In what appears to be a self-serving decision for Washington state, its supreme court delivered an adverse ruling regarding the validity of the contractual agreements between the Washington Public Power Supply System and some of the 88 participating utilities.

The devastating ruling absolved the Washington municipalities and public utility districts from their "take or pay" contractual agreement to service the debt on $2.25 billion worth of bonds for the construction of WPPSS nuclear projects No. 4 and 5.

Eileen Austen, a savvy municipal analyst who has followed the situation for Drexel Burnham Lambert, feels that the decision will have several effects. First, she feels that default becomes a virtual certainty.

However, default may not come until January, as funds are available with the trustee to meet the July interest payments. Second, there will be increased pressure on WPPSS to file for Chapter 9 bankruptcy. If this occurs, all five projects will be forced into bankruptcy, which cannot be entered into by the individual projects.

Next, Austen feels that the prospect of WPPSS obtaining financing to complete project No. 3 has been rendered virtually nonexistent.

Fourth, other joint action agencies--two or more utilities combined to provide cost-effective electric power--are going to feel the impact of the court's decision in the marketplace.
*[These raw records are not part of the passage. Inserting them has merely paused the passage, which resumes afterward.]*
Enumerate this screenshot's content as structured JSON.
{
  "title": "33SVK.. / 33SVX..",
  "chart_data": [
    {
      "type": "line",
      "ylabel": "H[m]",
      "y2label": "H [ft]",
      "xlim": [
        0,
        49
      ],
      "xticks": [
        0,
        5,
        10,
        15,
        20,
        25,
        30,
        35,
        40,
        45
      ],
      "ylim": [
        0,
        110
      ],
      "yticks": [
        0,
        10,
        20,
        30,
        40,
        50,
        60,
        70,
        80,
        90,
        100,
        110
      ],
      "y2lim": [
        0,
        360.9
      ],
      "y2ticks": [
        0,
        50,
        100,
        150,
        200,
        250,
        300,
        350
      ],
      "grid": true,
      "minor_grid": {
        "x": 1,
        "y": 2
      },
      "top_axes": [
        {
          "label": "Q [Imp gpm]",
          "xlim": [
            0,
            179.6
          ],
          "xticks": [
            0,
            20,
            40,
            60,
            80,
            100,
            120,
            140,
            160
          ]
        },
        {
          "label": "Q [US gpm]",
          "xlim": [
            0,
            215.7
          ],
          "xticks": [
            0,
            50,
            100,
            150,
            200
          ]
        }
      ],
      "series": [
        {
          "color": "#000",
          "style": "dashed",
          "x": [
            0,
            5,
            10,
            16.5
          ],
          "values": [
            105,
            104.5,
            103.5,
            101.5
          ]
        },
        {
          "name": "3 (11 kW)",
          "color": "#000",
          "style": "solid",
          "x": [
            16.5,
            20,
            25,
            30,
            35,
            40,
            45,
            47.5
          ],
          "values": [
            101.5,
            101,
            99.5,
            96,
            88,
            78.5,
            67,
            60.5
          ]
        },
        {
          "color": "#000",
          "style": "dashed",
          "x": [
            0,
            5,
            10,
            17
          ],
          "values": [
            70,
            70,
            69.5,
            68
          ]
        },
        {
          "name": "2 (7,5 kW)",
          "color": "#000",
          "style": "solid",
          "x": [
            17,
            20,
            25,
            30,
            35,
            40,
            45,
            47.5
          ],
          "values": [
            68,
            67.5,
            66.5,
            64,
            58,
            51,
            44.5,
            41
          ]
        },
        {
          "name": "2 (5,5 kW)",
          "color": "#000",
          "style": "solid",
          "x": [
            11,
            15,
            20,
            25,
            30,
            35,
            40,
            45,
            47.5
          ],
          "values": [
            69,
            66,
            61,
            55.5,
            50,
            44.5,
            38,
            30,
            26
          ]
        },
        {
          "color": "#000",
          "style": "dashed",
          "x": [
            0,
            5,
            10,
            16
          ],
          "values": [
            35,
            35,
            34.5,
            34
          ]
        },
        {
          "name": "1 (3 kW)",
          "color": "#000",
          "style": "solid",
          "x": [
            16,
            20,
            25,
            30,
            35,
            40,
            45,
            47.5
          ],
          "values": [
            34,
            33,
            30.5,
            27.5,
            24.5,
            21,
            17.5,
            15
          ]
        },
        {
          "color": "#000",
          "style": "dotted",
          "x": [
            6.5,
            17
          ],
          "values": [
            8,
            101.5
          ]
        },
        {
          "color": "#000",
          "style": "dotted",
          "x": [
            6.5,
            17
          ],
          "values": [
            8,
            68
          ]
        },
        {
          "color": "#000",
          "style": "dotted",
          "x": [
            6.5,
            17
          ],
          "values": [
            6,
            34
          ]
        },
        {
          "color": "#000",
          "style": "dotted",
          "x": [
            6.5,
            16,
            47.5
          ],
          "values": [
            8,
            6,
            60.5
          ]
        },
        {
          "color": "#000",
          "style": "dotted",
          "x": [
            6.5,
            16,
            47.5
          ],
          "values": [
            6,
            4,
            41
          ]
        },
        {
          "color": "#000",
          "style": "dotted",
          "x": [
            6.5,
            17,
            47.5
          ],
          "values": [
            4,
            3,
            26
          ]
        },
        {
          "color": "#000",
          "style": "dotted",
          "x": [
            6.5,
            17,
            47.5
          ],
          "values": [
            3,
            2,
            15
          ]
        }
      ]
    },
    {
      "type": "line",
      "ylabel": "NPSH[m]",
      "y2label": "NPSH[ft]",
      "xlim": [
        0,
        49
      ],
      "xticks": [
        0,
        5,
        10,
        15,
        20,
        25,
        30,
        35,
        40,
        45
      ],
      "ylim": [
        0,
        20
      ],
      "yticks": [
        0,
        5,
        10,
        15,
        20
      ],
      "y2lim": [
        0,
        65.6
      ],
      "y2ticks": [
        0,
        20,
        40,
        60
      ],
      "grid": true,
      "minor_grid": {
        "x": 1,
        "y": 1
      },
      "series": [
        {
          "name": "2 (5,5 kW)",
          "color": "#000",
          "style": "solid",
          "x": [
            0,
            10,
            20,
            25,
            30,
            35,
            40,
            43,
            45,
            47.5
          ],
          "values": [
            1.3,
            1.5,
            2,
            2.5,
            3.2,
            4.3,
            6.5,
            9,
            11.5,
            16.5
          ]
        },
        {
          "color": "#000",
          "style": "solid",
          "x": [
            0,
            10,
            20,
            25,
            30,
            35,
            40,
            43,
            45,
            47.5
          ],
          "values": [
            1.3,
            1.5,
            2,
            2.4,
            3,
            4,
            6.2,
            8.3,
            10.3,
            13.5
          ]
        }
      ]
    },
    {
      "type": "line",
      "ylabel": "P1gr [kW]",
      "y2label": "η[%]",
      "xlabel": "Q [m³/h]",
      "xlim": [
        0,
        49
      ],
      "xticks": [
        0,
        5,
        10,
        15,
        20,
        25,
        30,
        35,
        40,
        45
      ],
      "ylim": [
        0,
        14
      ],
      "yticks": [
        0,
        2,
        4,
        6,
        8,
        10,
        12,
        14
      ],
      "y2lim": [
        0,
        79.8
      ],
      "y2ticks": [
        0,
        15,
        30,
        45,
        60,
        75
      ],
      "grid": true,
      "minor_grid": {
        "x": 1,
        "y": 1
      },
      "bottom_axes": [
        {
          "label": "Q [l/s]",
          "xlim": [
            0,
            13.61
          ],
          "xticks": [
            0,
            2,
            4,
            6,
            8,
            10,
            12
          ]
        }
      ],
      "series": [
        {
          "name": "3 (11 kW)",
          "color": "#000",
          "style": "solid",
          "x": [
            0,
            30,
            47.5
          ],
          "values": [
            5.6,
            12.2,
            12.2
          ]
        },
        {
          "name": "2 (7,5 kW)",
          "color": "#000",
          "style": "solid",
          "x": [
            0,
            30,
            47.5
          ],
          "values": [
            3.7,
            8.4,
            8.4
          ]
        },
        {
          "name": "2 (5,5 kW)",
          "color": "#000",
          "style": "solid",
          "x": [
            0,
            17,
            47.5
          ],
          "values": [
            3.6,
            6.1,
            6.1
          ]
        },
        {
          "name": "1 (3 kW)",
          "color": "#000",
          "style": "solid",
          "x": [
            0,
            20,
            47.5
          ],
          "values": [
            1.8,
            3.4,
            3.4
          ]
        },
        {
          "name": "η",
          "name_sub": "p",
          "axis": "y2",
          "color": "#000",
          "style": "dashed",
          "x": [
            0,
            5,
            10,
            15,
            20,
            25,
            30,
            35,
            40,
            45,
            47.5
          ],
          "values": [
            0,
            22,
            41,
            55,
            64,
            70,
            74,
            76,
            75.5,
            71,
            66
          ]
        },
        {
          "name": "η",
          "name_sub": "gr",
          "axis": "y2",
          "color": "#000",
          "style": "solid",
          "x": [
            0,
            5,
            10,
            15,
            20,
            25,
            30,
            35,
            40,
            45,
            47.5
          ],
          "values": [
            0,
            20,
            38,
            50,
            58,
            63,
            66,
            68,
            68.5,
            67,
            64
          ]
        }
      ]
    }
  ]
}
Finally, and extremely important, Austen thinks that there is a possibility underlying all of this that the security behind the bonds of projects No. 1, 2, and 3, could also be affected. She refers here to the Springfield, Ore., lawsuit in which the validity of the "net billing" agreements was challenged.

The district court ruled that these agreements were valid and enforceable. However, in light of the state supreme court's ruling, the decision of the district court will probably be appealed, and the potential challenge to the validity of these "net billing" contracts is not yet removed.

In light of the above, Austen feels that besides holding one's breath, investors should sell bonds of projects No. 1, 2, and 3, and as far as 4 and 5 go, it's already too late. Investors could use the losses to offset profits in equities or other areas.

The Treasury market led the bond markets last week with a strong performance until Friday. This was a situation where technical forces, led by technicians and chartists, plus a boost from the likely reappointment of Federal Reserve Board Chairman Paul A. Volcker, overcame the strong fundamental forces of supply, a strong economy and rising monetary aggregates. In fact, strong buying resulted when the long bond traded down near the bottom of its trading range--94 1/2 or 11 percent. Buyers were hoping that prices would advance back to the top of its trading range--101 1/2 or 10.20 percent.

The Treasury will offer three issues this week in its end-of-quarter financing. A four-year note will be auctioned on Tuesday, a seven-year note on Wednesday, and a 20-year bond on Thursday. These issues will come in minimum denominations of $1,000 and should return 10.45 percent, 10.70 percent, and 11 percent, respectively. They may be subscribed to at no charge, at any of the Federal Reserve banks or at the U.S. Treasury in Washington, D.C.